As Gaza marks twelve weeks under a near-total blockade imposed by Israel after the breakdown of early 2025 ceasefire extension talks, the humanitarian crisis has reached a dire threshold, with international aid organizations warning of an impending famine and the collapse of vital services.
Food, water, and medical supplies have all but disappeared, leaving Gaza’s 2.1 million residents, half of them children, on the brink of catastrophe.
According to the United Nations International Children’s Emergency Fund (UNICEF), 71,000 children and more than 17,000 mothers require urgent treatment for acute malnutrition.
No humanitarian or commercial supplies have entered Gaza since the start of the blockade in March. Aid agencies, including the World Food Programme (WFP) and the United Nations Relief and Works Agency (UNRWA), have thousands of trucks loaded with food and medical supplies waiting just outside the Strip, but Israeli restrictions prevent their entry.
As of 25 April, WFP has exhausted its food stocks inside Gaza, and with border crossings closed for over two months. The entire population of Gaza is now experiencing acute food insecurity, with 470,000 people classified as facing catastrophic hunger (IPC Phase 5), the highest level of food insecurity recognized globally.
Community kitchens, once a lifeline for many, are shutting down daily due to a lack of supplies. Aid agencies warn that hundreds of thousands face starvation as humanitarian corridors remain blocked.
Despite the presence of more than 116,000 metric tons of food as of the end of April, enough to feed 1 million people for up to four months, assistance ready to enter Gaza, the ongoing blockade has prevented life-saving supplies from reaching those in need.
Aid organizations, including UNICEF, the Palestine Red Crescent Society, and the WFP, have sounded the alarm, stating that unless borders reopen and aid is allowed in at scale, the region could witness a full-scale famine and further collapse of its already devastated health infrastructure.
The executive director of WFP, Cindy McCain, called the situation a “catastrophe” and warned that, without immediate action, famine is inevitable.

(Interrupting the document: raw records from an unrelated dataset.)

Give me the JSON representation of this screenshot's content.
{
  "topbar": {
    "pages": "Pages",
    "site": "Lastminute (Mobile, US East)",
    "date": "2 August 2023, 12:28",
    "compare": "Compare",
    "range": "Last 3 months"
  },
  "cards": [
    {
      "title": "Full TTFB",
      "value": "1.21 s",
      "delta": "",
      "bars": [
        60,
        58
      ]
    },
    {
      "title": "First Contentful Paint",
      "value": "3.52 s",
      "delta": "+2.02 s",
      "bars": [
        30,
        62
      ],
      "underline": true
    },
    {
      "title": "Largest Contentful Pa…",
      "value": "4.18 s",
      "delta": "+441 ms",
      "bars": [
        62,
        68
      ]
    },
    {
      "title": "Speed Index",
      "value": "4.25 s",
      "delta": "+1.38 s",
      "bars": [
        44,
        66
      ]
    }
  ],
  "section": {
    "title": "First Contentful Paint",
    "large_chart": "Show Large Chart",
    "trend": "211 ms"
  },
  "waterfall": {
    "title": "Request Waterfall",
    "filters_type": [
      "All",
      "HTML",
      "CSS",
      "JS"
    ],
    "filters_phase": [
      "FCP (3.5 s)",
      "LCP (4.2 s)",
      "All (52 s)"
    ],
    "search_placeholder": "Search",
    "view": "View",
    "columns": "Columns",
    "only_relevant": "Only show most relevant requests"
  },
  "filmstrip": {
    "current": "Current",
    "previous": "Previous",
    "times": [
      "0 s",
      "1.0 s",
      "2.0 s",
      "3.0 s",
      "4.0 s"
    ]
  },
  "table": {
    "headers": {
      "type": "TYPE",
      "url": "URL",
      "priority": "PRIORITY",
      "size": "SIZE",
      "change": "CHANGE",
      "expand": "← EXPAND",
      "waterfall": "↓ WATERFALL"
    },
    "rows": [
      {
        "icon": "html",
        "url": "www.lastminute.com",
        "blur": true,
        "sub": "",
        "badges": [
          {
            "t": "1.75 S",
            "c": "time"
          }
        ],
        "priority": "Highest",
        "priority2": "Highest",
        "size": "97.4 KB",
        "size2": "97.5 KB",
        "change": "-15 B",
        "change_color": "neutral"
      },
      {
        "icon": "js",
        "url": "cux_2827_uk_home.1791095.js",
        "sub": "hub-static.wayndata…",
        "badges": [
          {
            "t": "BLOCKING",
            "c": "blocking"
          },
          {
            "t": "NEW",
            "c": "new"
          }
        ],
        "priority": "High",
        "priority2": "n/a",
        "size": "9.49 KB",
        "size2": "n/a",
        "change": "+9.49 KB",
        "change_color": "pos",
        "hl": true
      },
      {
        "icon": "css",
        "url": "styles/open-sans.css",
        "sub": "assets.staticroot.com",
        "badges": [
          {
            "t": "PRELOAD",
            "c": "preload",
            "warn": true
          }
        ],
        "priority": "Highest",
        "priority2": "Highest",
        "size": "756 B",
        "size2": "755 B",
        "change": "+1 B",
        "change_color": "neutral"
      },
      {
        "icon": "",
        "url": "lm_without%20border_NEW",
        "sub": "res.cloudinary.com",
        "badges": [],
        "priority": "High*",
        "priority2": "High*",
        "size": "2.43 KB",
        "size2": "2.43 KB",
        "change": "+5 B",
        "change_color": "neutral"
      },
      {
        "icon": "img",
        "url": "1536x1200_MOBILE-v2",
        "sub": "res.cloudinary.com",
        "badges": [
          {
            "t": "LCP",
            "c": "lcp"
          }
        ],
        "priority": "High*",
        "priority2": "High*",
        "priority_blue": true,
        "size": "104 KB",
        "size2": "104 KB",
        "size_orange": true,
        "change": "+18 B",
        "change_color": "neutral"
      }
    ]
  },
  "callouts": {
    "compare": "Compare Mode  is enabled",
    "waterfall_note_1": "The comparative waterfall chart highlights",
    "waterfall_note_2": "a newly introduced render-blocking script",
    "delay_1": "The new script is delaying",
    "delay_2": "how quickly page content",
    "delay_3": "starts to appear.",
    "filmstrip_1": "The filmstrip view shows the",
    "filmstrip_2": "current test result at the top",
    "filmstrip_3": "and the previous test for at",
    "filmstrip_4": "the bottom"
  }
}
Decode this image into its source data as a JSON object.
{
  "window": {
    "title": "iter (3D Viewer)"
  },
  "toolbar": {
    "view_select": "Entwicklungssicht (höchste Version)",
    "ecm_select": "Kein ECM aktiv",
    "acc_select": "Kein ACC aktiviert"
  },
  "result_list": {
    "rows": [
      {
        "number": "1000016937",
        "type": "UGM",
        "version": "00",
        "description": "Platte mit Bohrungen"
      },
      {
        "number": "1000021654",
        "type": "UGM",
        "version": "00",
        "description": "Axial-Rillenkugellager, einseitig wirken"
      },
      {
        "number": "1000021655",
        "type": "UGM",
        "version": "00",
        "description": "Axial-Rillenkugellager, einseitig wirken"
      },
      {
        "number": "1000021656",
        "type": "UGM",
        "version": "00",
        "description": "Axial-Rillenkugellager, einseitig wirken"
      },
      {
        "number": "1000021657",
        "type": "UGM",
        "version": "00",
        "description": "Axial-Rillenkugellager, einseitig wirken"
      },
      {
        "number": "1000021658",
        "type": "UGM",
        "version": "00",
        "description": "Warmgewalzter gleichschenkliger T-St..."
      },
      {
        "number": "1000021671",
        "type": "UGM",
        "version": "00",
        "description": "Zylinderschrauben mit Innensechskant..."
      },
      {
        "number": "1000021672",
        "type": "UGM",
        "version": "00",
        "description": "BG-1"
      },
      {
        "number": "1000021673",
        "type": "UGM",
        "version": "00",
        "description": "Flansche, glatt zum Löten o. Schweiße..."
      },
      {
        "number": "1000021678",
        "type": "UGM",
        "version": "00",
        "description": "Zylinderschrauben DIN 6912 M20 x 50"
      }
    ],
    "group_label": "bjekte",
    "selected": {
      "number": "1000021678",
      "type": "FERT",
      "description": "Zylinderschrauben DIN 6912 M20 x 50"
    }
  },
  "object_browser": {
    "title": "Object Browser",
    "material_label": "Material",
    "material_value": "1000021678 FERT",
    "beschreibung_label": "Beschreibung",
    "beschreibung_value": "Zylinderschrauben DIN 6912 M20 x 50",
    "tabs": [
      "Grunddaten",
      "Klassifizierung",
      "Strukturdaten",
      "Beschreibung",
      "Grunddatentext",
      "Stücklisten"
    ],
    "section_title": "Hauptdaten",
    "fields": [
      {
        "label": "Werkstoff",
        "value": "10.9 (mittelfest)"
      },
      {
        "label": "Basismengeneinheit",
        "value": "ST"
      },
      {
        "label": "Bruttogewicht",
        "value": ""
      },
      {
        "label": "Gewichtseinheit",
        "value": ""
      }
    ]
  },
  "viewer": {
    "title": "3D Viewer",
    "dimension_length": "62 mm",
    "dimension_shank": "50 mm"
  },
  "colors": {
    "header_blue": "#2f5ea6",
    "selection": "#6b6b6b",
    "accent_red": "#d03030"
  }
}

The Red Crescent and Red Cross reported on 22 May that Gaza’s healthcare system is near total collapse. Nearly half of all hospital medications and 70 percent of primary care drugs are unavailable, leaving chronic disease patients and the wounded without treatment.
Medical staff continue to risk and lose their lives while providing emergency care, including members of the Palestine Red Crescent Society, which has been operating under extreme danger and has lost 28 staff members since 2023 while distributing emergency relief and delivering critical medical services.
According to United Nations (UN) humanitarians, “Israel’s aid plan will force Gaza families to choose ‘between displacement and death’.”
McCain stated that while food deliveries have resumed in Gaza, the current supply remains insufficient. During the ceasefire, approximately 600 aid trucks entered the territory each day, a figure that has since dropped to around 100, she said.
On 26 May, the newly formed Gaza Humanitarian Foundation (GHF), backed by the United States (U.S.) and Israel, announced plans to distribute aid directly in Gaza. However, the UN and major humanitarian organizations have declined to participate, citing concerns that centralized distribution points could endanger civilians and undermine established relief efforts.
“Families in Gaza are starving while the food they need is sitting at the border,” said McCain.